Workshop program

The Workshop Proceedings of the 13th International AAAI Conference on Web and Social Media will be published with the journal Frontiers in Big Data. Details.

June 11, 2019

Coffee Break Morning: 10:15AM - 10:45AM
Lunch Break: 12:30PM - 2:00PM
Coffee Break Afternoon: 3:45PM - 4:15PM


Lunch Talk (1:15PM - 1:45PM, Room H.004)

History and Future of Data Science at Reddit: a Product & Experimentation Perspective
Lin Huang (Director of Data Science & Engineering)



W1: Complex Systems Perspectives on Algorithmic Bias (Room H.003)
Kenny Joseph; Ancsa Hannák

W3: Data for the Wellbeing of Most Vulnerable (Room H.001)
Yelena Mejova; Daniela Paolotti; Kyriaki Kalimeri; Rumi Chunara

W4: Managing and Designing for Norms in Online Communities (Room H.202)
Sanjay Kairam; Eshwar Chandrasekharan; Joseph Steering; Stevie N Chanellor

W5: Demographic Research with Web and Social Media Data (Room H.204)
Diego Alburez-Gutierrez, Sofia Gil, Emilio Zagheni

W6: Modeling and Mining Social-Media-Driven Complex Networks (Room H.206)
Roberto Interdonato; Sabrina Gaito; Alessandra Sala; Andrea Tagarelli



W7: Workshop on Critical Data Science (Room H.002)
Momin Malik; Katja Mayer; Hemank Lamba; Claudia Müller-Birn


EVENING WORKSHOP (8:00PM - approx. 10:00PM)
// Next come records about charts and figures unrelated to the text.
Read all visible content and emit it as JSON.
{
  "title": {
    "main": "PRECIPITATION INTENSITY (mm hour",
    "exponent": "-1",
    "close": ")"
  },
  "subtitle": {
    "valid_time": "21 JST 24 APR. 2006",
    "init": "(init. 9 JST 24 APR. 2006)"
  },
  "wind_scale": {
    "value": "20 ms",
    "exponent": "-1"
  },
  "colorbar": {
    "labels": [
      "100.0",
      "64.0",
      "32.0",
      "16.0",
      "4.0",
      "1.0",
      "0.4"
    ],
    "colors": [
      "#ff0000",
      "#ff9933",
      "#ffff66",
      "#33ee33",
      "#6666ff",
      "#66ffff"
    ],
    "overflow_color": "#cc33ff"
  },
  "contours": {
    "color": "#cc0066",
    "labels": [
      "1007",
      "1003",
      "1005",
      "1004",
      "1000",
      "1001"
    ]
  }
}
WX: The ICWSM Science Slam
Substanz Club, Ruppertstr. 28, Munich.

LUNCH TALK (1:15PM - 1:45PM, Room H.004)

History and Future of Data Science at Reddit: a Product & Experimentation Perspective
Lin Huang, Director of Data Science & Engineering

Success of data science requires mastery of statistical/ML techniques, and deep understanding of company priorities. The most rewarding yet challenging aspect is to build a rhythm to deliver actionable outputs (i.e., data products) that directly transform business decisions. Here in Reddit, we have uniquely complex data assets, for which it took us rounds of iterations to customize a solution that maximizes our data potential. This talk focuses on our recent journey in the last 18 months to build an experimentation platform, and to revamp the engineering workflow prioritizing the interplay of offline ML modeling and online testing. Not every piece of ML insights checks out in an experiment, but every "setback" is equally valuable as it allows us to iterate faster and more purposefully. Culturally speaking, we encourage calculated risk taking since data products are most powerful when they point to new business directions (vs. validating the existing ones). With a suite of concrete examples, we demonstrate how rhythmically outputting data products answers the common questions that almost all companies are curious about, namely, where are "good ideas" from? How to generate them at scale? Do they hold up IRL? Still valuable if they don't?